Frankfurt am Main (ots) - Die Anbieter von
Kraft-Wärme-Kopplungsanlagen (KWK) - Anlagen die Strom und Wärme
gleichzeitig erzeugen - halten den von der Bundesregierung erzielten
Atomkompromiss für einen Schritt in die falsche Richtung. "Die
Laufzeitverlängerung für Kernkraftwerke wird nicht dazu beitragen,
dass der Anteil des durch Kraft-Wärme-Kopplung erzeugten Stroms
innerhalb der nächsten Jahre auf 25 Prozent ansteigen wird, wie dies
ursprünglich von der Koalitionsregierung geplant war", erklärt Gert
Studer, Geschäftsführer der Firma sanevo in Offenbach stellvertretend
für zahlreiche Anbieter von sogenannten Mini-KWK-Anlagen. Aktuell
liegt der Anteil des Kombistroms hierzulande bei rund 15 Prozent,
während in den Niederlande, Finnland und Dänemark zwischen 30 und 50
Prozent KWK-Strom erzeugt werden.

"Jährlich werden in Deutschland ca. 700.000 Heizungskessel
gekauft, würden sich dabei alle für eine Kraft-Wärme-Kopplungsanlage
entscheiden, dann entstünde eine jährliche Kraftwerksleistung von
3.500 Megawatt. Das entspricht der Erzeugungskapazität von drei
Kernkraftwerken", so Marcel Hartmann, Geschäftsführer von 2G Home aus
Heek in Westfalen. Angesichts solcher Möglichkeiten haben die beiden
Geschäftsführer kein Verständnis für den beschlossenen Ausstieg aus
dem Ausstieg. Ihrer Meinung nach hemmt die Laufzeitverlängerung für
Atomkraftwerke die Investitionen in neue und innovative Technologien.
"Die Kraft-Wärme-Kopplung hat sich in den letzten Jahren rasant
weiterentwickelt. Sie ist die tatsächliche Brückentechnologie", so
Studer. Mini-Blockheizkraftwerke, die nicht nur Wärme, sondern auch
Strom erzeugen, werden heute längst in Serie hergestellt und sind
überall verfügbar. Sie erreichen einen Gesamtwirkungsgrad von über 90
Prozent, das hat erhebliche Einsparungen an Energie und
klimaschädlichen CO2-Emissionen zur Folge. Für Hartmann und Studer
geht es bei der Laufzeitverlängerung daher vor allem um Geld und
Marktanteile: "Das Letzte was die großen Energiekonzerne wollen ist,
dass Strom dezentral in den Haushalten produziert wird und die
Verbraucher größere Unabhängigkeit erlangen".

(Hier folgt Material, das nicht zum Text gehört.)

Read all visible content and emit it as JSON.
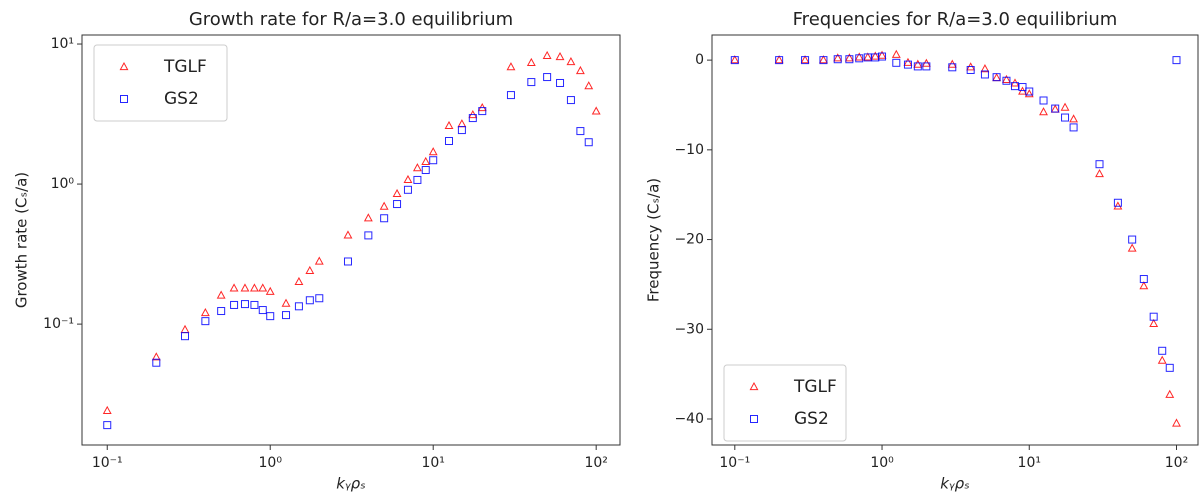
{
  "chart_data": [
    {
      "type": "scatter",
      "title": "Growth rate for R/a=3.0 equilibrium",
      "xlabel": "kᵧρₛ",
      "ylabel": "Growth rate (Cₛ/a)",
      "xlog": true,
      "ylog": true,
      "legend": "upper left",
      "xlim": [
        0.07,
        140
      ],
      "ylim": [
        0.0137,
        11.6
      ],
      "xticks": [
        {
          "value": 0.1,
          "label": "10⁻¹"
        },
        {
          "value": 1,
          "label": "10⁰"
        },
        {
          "value": 10,
          "label": "10¹"
        },
        {
          "value": 100,
          "label": "10²"
        }
      ],
      "yticks": [
        {
          "value": 0.1,
          "label": "10⁻¹"
        },
        {
          "value": 1,
          "label": "10⁰"
        },
        {
          "value": 10,
          "label": "10¹"
        }
      ],
      "x": [
        0.1,
        0.2,
        0.3,
        0.4,
        0.5,
        0.6,
        0.7,
        0.8,
        0.9,
        1.0,
        1.25,
        1.5,
        1.75,
        2.0,
        3,
        4,
        5,
        6,
        7,
        8,
        9,
        10,
        12.5,
        15,
        17.5,
        20,
        30,
        40,
        50,
        60,
        70,
        80,
        90,
        100
      ],
      "series": [
        {
          "name": "TGLF",
          "color": "#ff0000",
          "marker": "triangle",
          "values": [
            0.024,
            0.058,
            0.091,
            0.12,
            0.16,
            0.18,
            0.18,
            0.18,
            0.18,
            0.17,
            0.14,
            0.2,
            0.24,
            0.28,
            0.43,
            0.57,
            0.69,
            0.85,
            1.07,
            1.3,
            1.44,
            1.69,
            2.6,
            2.68,
            3.11,
            3.49,
            6.84,
            7.33,
            8.22,
            8.08,
            7.44,
            6.42,
            5.0,
            3.3
          ]
        },
        {
          "name": "GS2",
          "color": "#0000ff",
          "marker": "square",
          "values": [
            0.019,
            0.053,
            0.082,
            0.105,
            0.124,
            0.137,
            0.139,
            0.137,
            0.126,
            0.114,
            0.116,
            0.134,
            0.148,
            0.153,
            0.28,
            0.43,
            0.57,
            0.72,
            0.91,
            1.07,
            1.26,
            1.48,
            2.03,
            2.43,
            2.96,
            3.32,
            4.32,
            5.35,
            5.81,
            5.27,
            3.98,
            2.39,
            1.99,
            null
          ]
        }
      ]
    },
    {
      "type": "scatter",
      "title": "Frequencies for R/a=3.0 equilibrium",
      "xlabel": "kᵧρₛ",
      "ylabel": "Frequency (Cₛ/a)",
      "xlog": true,
      "ylog": false,
      "legend": "lower left",
      "xlim": [
        0.07,
        140
      ],
      "ylim": [
        -42.9,
        2.8
      ],
      "xticks": [
        {
          "value": 0.1,
          "label": "10⁻¹"
        },
        {
          "value": 1,
          "label": "10⁰"
        },
        {
          "value": 10,
          "label": "10¹"
        },
        {
          "value": 100,
          "label": "10²"
        }
      ],
      "yticks": [
        0,
        {
          "value": -10,
          "label": "−10"
        },
        {
          "value": -20,
          "label": "−20"
        },
        {
          "value": -30,
          "label": "−30"
        },
        {
          "value": -40,
          "label": "−40"
        }
      ],
      "x": [
        0.1,
        0.2,
        0.3,
        0.4,
        0.5,
        0.6,
        0.7,
        0.8,
        0.9,
        1.0,
        1.25,
        1.5,
        1.75,
        2.0,
        3,
        4,
        5,
        6,
        7,
        8,
        9,
        10,
        12.5,
        15,
        17.5,
        20,
        30,
        40,
        50,
        60,
        70,
        80,
        90,
        100
      ],
      "series": [
        {
          "name": "TGLF",
          "color": "#ff0000",
          "marker": "triangle",
          "values": [
            0,
            0,
            0,
            0,
            0.2,
            0.2,
            0.3,
            0.3,
            0.4,
            0.5,
            0.6,
            -0.3,
            -0.5,
            -0.4,
            -0.5,
            -0.8,
            -1.0,
            -2.0,
            -2.2,
            -2.6,
            -3.5,
            -3.8,
            -5.8,
            -5.5,
            -5.3,
            -6.6,
            -12.7,
            -16.3,
            -21,
            -25.2,
            -29.4,
            -33.5,
            -37.3,
            -40.5
          ]
        },
        {
          "name": "GS2",
          "color": "#0000ff",
          "marker": "square",
          "values": [
            0,
            0,
            0,
            0,
            0.1,
            0.1,
            0.2,
            0.3,
            0.3,
            0.4,
            -0.3,
            -0.5,
            -0.7,
            -0.7,
            -0.8,
            -1.1,
            -1.6,
            -1.9,
            -2.3,
            -2.9,
            -3.0,
            -3.5,
            -4.5,
            -5.4,
            -6.4,
            -7.5,
            -11.6,
            -15.9,
            -20,
            -24.4,
            -28.6,
            -32.4,
            -34.3,
            0
          ]
        }
      ]
    }
  ]
}
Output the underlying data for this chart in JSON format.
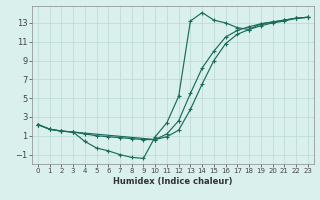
{
  "xlabel": "Humidex (Indice chaleur)",
  "bg_color": "#daf0ec",
  "grid_color": "#b8d8d4",
  "line_color": "#1a6b5a",
  "xlim": [
    -0.5,
    23.5
  ],
  "ylim": [
    -2.0,
    14.8
  ],
  "xticks": [
    0,
    1,
    2,
    3,
    4,
    5,
    6,
    7,
    8,
    9,
    10,
    11,
    12,
    13,
    14,
    15,
    16,
    17,
    18,
    19,
    20,
    21,
    22,
    23
  ],
  "yticks": [
    -1,
    1,
    3,
    5,
    7,
    9,
    11,
    13
  ],
  "line1_x": [
    0,
    1,
    2,
    3,
    4,
    5,
    6,
    7,
    8,
    9,
    10,
    11,
    12,
    13,
    14,
    15,
    16,
    17,
    18,
    19,
    20,
    21,
    22,
    23
  ],
  "line1_y": [
    2.2,
    1.7,
    1.5,
    1.4,
    0.4,
    -0.3,
    -0.6,
    -1.0,
    -1.3,
    -1.4,
    0.9,
    2.4,
    5.2,
    13.2,
    14.1,
    13.3,
    13.0,
    12.5,
    12.3,
    12.9,
    13.1,
    13.3,
    13.5,
    13.6
  ],
  "line2_x": [
    0,
    1,
    2,
    3,
    4,
    5,
    6,
    7,
    8,
    9,
    10,
    11,
    12,
    13,
    14,
    15,
    16,
    17,
    18,
    19,
    20,
    21,
    22,
    23
  ],
  "line2_y": [
    2.2,
    1.7,
    1.5,
    1.4,
    1.2,
    1.0,
    0.9,
    0.8,
    0.7,
    0.6,
    0.6,
    1.2,
    2.6,
    5.5,
    8.2,
    10.0,
    11.5,
    12.2,
    12.6,
    12.9,
    13.1,
    13.3,
    13.5,
    13.6
  ],
  "line3_x": [
    0,
    1,
    2,
    3,
    10,
    11,
    12,
    13,
    14,
    15,
    16,
    17,
    18,
    19,
    20,
    21,
    22,
    23
  ],
  "line3_y": [
    2.2,
    1.7,
    1.5,
    1.4,
    0.6,
    0.9,
    1.6,
    3.8,
    6.5,
    9.0,
    10.8,
    11.8,
    12.3,
    12.7,
    13.0,
    13.2,
    13.5,
    13.6
  ]
}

Durch die Erzeugung von Strom und Wärme direkt beim Verbraucher
minimieren sich die Transportverluste, denn bei der zentralen
Stromerzeugung in Kraftwerken und vor allem beim anschließenden
Transport gehen bis zu zwei Drittel der eingesetzten Ausgangsenergie
verloren. Eine wesentlich bessere Nutzung lässt sich erreichen, wenn
man Wärme und Strom dort erzeugt, wo diese auch benötigt werden. In
Deutschland entfällt ein Drittel des gesamten Energiebedarfs auf
Raumheizung und Warmwasserbereitung. In privaten Haushalten werden
sogar fast 90 Prozent der Energie für Heizung und Warmwasser
verwendet. Gerade in diesem Bereich besteht ein großes Potenzial, um
den Energieverbrauch und gleichzeitig die klimabelastenden
CO2-Emissionen zu senken. Da kommen die stromerzeugenden Heizungen
für den Einsatz im Ein- bis Zweifamilienhaus eigentlich gerade
richtig.

Bei der stromerzeugenden Heizung wird durch die Verbrennung von
Primärenergie Wärme und gleichzeitig mechanische Energie erzeugt, die
wiederum einen Generator zur Stromerzeugung antreibt. Dabei können
verschiedene Basistechnologien zum Einsatz kommen:
Verbrennungsmotoren, Dampfexpansionsmaschinen oder Brennstoffzellen.
"Vor allem Stirling-Motoren, wie sie beim WhisperGen zum Einsatz
kommen, zeichnen sich durch geringe Emissionen und einen
geräuscharmen sowie nahezu wartungsfreien Betrieb aus", erläutert
Marcel Hartmann. Hartmann setzt wie Studer auf Kraft-Wärme Kopplung
als Zukunftstechnologie und den WhisperGen. Beide Geschäftsführer
sind überzeugt, dass die Zeit der Kernkraftwerke längst abgelaufen
ist. "Da Bedarf es keiner Verlängerung", betonen beide.